- Milli Eğitim Bakanlığının son 3-4 yıldır öğretmen atama sayılarını belirlemedeki mantığı yüzünden atama bekleyen öğretmenlerden daha çok öğrenciler mağdur olmaktadır.Önceden yani 3-4 yıl öncesine kadar Milli Eğitim Bakanlığı öğretmen açık sayılarına orantısal olarak olarak atama yaptığı için hiçbir ders etkilenmeden öğretmen ihtiyacı karşılanırdı. Ama şuanda Milli Eğitim Bakanlığı atamaları açıktan ziyade baskıya göre veya bekleyen kişi sayısına göre yapmaktadır.
Bu durumdan en çok olumsuz etkilenen branşlar Din kültürü ve ahlak bilgisi İngilizce, özel eğitim ve sınıf öğretmenliğidir. Bu öğretmenlerin etkilenmesinden daha ziyade öğrenciler için bu branşlardan öğretmen ihtiyacı artmaktadır. Bu derslerdeki öğrenci başarısı ciddi anlamda düşmektedir. Özellikle doğu illerinde çocuklar okuma yazma öğrenmeden ortaokula geçmektedir.

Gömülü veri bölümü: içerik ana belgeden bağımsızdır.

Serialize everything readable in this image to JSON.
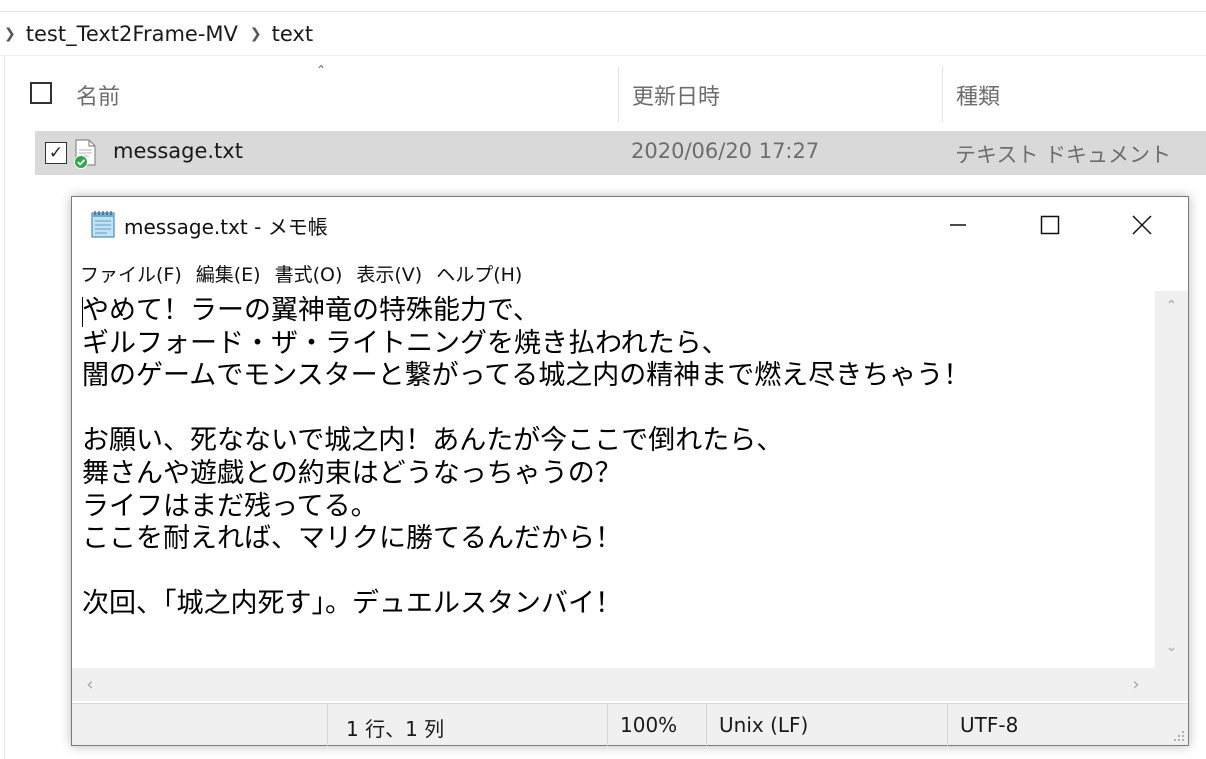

Milli eğitim bakanlığının hemen bu mantık dışı durumdan çıkması hiçbir duygusallığa veya baskıya kulak asmadan profesyonel düşünerek öğretmen atama sayılarını beklirlemelidir.
Şuanda Öğretmen ihtiyacımız 90 bin,şubatta atama sayımız 30 bin yani 3 te 1 i. Örneğin İngilizce öğretmeni ihtiyacımız 21 bin ise 7 bin İngilizce öğretmeni ataması yapmalıdır. Örneğin Din kültürü ve ahlak bilgisi öğretmen ihtiyacı 15 bin ise 5 bin Din kültürü ve ahlak bilgisi öğretmeni ataması yapmalıdır. Sınıf öğretmeni ihtiyacı 18 bin ise 6 bin sınıf öğretmeni ataması yapmalıdır. Özel eğitim öğretmeni ihtiyacı 12 bin ise 4 bin özel eğitim öğretmeni ataması yapmalıdır.
Milli eğitim bakanlığı Özel eğitimden atama bekleyen öğretmen sayısı 2 bin olduğuna göre 5 bin öğretmen ihtiyacının 3 binini ağustos ayına aktarmalıdır. Ağustos ayında yapılacak olan 20 bin öğretmen atamasının üzerine ekleyerek 23 bin öğretmen ataması gerçekleştirmelidir. Yani diğer branşlara aktarmamalıdır. Diğer branşlar şişerken bu branşlarda öğretmen ihtiyacı katlanarak artmaktadır.
Diğer yandan açığı olmayan branşlara atama yapılmamalıdır. Örneğin x branşında açık 6 ise 2 öğretmenden fazla atama yapılmamalıdır. Yani kısacası atamaları açığın 3 te 1 i oranında tam bir şekilde hesaplayıp yapmalıdır ve hiçbir şekilde baskılara ve duygusallığa yer verilmemelidir.